Vaginal hysterectomy is one of the most familiar of all gynecologic surgeries. The earliest written reference dates back to 50 BC, and the first recorded vaginal hysterectomy was performed in 120 AD.
“This is a surgery we all pride ourselves on being able to do,” said Holly Richter, PhD, MD, FACOG, associate professor of obstetrics and gynecology, gerontology, and geriatric medicine, University of Alabama at Birmingham. “It sets us apart from all other surgeons in terms of a natural orifice surgery.”
Dr. Richter opened the clinical seminar “Vaginal Hysterectomy: The Original Minimally Invasive Approach” on Sunday morning. Vaginal hysterectomies have been performed in much the same manner for more than a century, she said. Even though the vaginal approach provides better outcomes and fewer complications at a lower cost compared to other approaches, it is not the most common approach. Most hospitals perform more abdominal hysterectomies than vaginal hysterectomies.
“Science shows that the vaginal approach is preferable in terms of complications and costs,” said Michael Moen, MD, FACOG, assistant clinical professor of obstetrics & gynecology at the University of Illinois College of Medicine. “An ACOG Committee Opinion states very clearly that vaginal hysterectomy is the approach of choice whenever possible based on its well-documented advantages and lower complication rates. The AAGL goes even farther and advocates that surgeons who lack the training or skills for the vaginal approach either enlist colleagues to help or refer patients to other surgeons.”
But despite overwhelming evidence favoring vaginal hysterectomy, it has lost ground to laparoscopic and robotic approaches in recent years. In 1990, about 75 percent of hysterectomies performed in the U.S. used the abdominal approach and 25 percent used the vaginal approach.
Since laparoscopic techniques were added in the 1990s and robotic in the early 2000s, the numbers have fallen for both abdominal and vaginal hysterectomies. By 2010, abdominal procedures accounted for 54 percent of US hysterectomies and vaginal procedures for 17 percent while laparoscopic had grown to nine percent and robotic to eight percent.
There is dramatic geographic variation in the use of different approaches for hysterectomy.

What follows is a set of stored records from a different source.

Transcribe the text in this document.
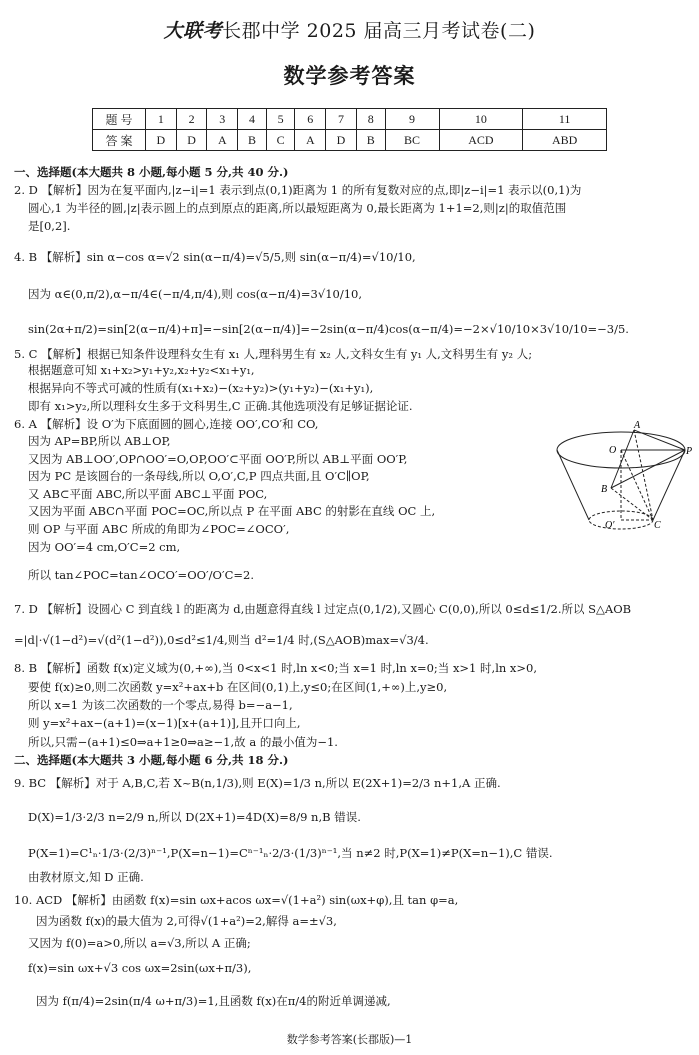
大联考长郡中学 2025 届高三月考试卷(二)
数学参考答案
题 号	1	2	3	4	5	6	7	8	9	10	11
答 案	D	D	A	B	C	A	D	B	BC	ACD	ABD
一、选择题(本大题共 8 小题,每小题 5 分,共 40 分.)
2. D 【解析】因为在复平面内,|z−i|=1 表示到点(0,1)距离为 1 的所有复数对应的点,即|z−i|=1 表示以(0,1)为
圆心,1 为半径的圆,|z|表示圆上的点到原点的距离,所以最短距离为 0,最长距离为 1+1=2,则|z|的取值范围
是[0,2].
4. B 【解析】sin α−cos α=√2 sin(α−π/4)=√5/5,则 sin(α−π/4)=√10/10,
因为 α∈(0,π/2),α−π/4∈(−π/4,π/4),则 cos(α−π/4)=3√10/10,
sin(2α+π/2)=sin[2(α−π/4)+π]=−sin[2(α−π/4)]=−2sin(α−π/4)cos(α−π/4)=−2×√10/10×3√10/10=−3/5.
5. C 【解析】根据已知条件设理科女生有 x₁ 人,理科男生有 x₂ 人,文科女生有 y₁ 人,文科男生有 y₂ 人;
根据题意可知 x₁+x₂>y₁+y₂,x₂+y₂<x₁+y₁,
根据异向不等式可减的性质有(x₁+x₂)−(x₂+y₂)>(y₁+y₂)−(x₁+y₁),
即有 x₁>y₂,所以理科女生多于文科男生,C 正确.其他选项没有足够证据论证.
6. A 【解析】设 O′为下底面圆的圆心,连接 OO′,CO′和 CO,
因为 AP=BP,所以 AB⊥OP,
又因为 AB⊥OO′,OP∩OO′=O,OP,OO′⊂平面 OO′P,所以 AB⊥平面 OO′P,
因为 PC 是该圆台的一条母线,所以 O,O′,C,P 四点共面,且 O′C∥OP,
又 AB⊂平面 ABC,所以平面 ABC⊥平面 POC,
又因为平面 ABC∩平面 POC=OC,所以点 P 在平面 ABC 的射影在直线 OC 上,
则 OP 与平面 ABC 所成的角即为∠POC=∠OCO′,
因为 OO′=4 cm,O′C=2 cm,
所以 tan∠POC=tan∠OCO′=OO′/O′C=2.
7. D 【解析】设圆心 C 到直线 l 的距离为 d,由题意得直线 l 过定点(0,1/2),又圆心 C(0,0),所以 0≤d≤1/2.所以 S△AOB
=|d|·√(1−d²)=√(d²(1−d²)),0≤d²≤1/4,则当 d²=1/4 时,(S△AOB)max=√3/4.
8. B 【解析】函数 f(x)定义域为(0,+∞),当 0<x<1 时,ln x<0;当 x=1 时,ln x=0;当 x>1 时,ln x>0,
要使 f(x)≥0,则二次函数 y=x²+ax+b 在区间(0,1)上,y≤0;在区间(1,+∞)上,y≥0,
所以 x=1 为该二次函数的一个零点,易得 b=−a−1,
则 y=x²+ax−(a+1)=(x−1)[x+(a+1)],且开口向上,
所以,只需−(a+1)≤0⇒a+1≥0⇒a≥−1,故 a 的最小值为−1.
二、选择题(本大题共 3 小题,每小题 6 分,共 18 分.)
9. BC 【解析】对于 A,B,C,若 X~B(n,1/3),则 E(X)=1/3 n,所以 E(2X+1)=2/3 n+1,A 正确.
D(X)=1/3·2/3 n=2/9 n,所以 D(2X+1)=4D(X)=8/9 n,B 错误.
P(X=1)=C¹ₙ·1/3·(2/3)ⁿ⁻¹,P(X=n−1)=Cⁿ⁻¹ₙ·2/3·(1/3)ⁿ⁻¹,当 n≠2 时,P(X=1)≠P(X=n−1),C 错误.
由教材原文,知 D 正确.
10. ACD 【解析】由函数 f(x)=sin ωx+acos ωx=√(1+a²) sin(ωx+φ),且 tan φ=a,
因为函数 f(x)的最大值为 2,可得√(1+a²)=2,解得 a=±√3,
又因为 f(0)=a>0,所以 a=√3,所以 A 正确;
f(x)=sin ωx+√3 cos ωx=2sin(ωx+π/3),
因为 f(π/4)=2sin(π/4 ω+π/3)=1,且函数 f(x)在π/4的附近单调递减,
A
O	P
B
O′	C
数学参考答案(长郡版)—1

Rates for abdominal approaches run from 35 percent to 58 percent and vaginal approaches from 17 to 25 percent depending on the region. Laparoscopic varies from 18 percent to 46 percent and robotic from six percent to 14 percent.

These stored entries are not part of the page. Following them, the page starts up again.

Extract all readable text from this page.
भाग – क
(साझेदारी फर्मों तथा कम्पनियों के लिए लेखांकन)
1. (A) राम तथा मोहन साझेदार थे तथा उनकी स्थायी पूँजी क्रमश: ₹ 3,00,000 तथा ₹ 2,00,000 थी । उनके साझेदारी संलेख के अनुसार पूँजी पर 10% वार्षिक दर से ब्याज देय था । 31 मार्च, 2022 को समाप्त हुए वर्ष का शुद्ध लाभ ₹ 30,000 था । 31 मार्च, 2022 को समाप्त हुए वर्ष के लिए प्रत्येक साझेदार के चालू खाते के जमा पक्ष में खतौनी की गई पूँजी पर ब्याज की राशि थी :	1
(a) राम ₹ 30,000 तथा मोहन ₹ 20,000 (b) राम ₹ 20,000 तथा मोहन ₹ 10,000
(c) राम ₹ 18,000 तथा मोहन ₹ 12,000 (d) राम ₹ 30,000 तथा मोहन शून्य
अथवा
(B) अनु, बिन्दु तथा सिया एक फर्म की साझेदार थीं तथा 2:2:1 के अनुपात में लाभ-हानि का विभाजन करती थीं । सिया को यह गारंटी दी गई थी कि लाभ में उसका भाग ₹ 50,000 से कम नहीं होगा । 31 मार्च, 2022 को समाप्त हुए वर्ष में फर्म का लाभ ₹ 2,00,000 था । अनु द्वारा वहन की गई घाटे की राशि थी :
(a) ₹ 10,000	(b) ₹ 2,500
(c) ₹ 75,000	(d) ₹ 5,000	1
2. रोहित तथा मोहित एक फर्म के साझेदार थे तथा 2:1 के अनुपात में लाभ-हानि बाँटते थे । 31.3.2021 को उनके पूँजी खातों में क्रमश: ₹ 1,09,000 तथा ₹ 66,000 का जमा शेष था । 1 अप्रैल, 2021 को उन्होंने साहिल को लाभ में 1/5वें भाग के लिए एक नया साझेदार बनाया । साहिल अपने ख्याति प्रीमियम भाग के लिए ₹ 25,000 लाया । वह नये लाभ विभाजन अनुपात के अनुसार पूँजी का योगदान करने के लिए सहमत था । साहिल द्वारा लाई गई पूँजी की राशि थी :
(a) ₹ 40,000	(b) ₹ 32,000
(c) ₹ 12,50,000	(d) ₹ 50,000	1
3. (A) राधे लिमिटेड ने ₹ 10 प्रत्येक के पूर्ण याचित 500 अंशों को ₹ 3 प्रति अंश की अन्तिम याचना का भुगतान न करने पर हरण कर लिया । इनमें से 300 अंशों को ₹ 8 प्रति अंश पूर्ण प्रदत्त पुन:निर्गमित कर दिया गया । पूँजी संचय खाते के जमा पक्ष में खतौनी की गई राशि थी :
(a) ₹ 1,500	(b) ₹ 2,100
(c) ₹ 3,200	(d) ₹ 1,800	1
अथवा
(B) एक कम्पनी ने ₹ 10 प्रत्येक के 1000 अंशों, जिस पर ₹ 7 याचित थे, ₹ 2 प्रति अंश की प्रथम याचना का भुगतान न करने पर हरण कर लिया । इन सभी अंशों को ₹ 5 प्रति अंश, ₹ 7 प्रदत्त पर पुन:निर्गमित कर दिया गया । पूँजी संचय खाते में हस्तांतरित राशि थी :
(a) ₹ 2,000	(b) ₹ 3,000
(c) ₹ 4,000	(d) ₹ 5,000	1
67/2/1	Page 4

Dr. Moen credited the shift in surgical utilization to multiple factors. Surgeons who do not use any minimally invasive techniques perform the majority of abdominal hysterectomies. Helping those more traditional surgeons transition to more appropriate techniques will help reduce the number of abdominal hysterectomies.
The rise of laparoscopic and robotic procedures is largely a result of changes in training and marketing. Gynecologic residency and fellowship training programs have focused on minimally invasive procedures for two decades. And while vaginal hysterectomy is the least invasive of all approaches, it often seen as conventional and old school because it uses conventional surgical instruments and techniques that are unfamiliar to surgeons trained in laparoscopic and robotic approaches.
The appearance of NOTES® (natural orifice transluminal endoscopic surgery) procedures in the 2000s did little to focus attention on the oldest natural orifice approach. The use of conventional instrumentation makes the vaginal approach unfamiliar and difficult for the endoscopic surgeons involved in NOTES.
Instrument makers have heavily promoted laparoscopic and robotic procedures to patients, surgeons, and hospitals, Dr. Moen said. Vaginal hysterectomy has a stronger evidence base than laparoscopic or robotic approaches and is easier to learn and to teach than other approaches. But the vaginal approach has few champions and no corporate sponsors.
“There is nothing marketable about a procedure over 100 years old that uses standard instruments,” he said. “We have solid scientific evidence to support vaginal hysterectomy, but it is not being used as often as it should be. We need to level the playing field by increasing the awareness of the vaginal approach.”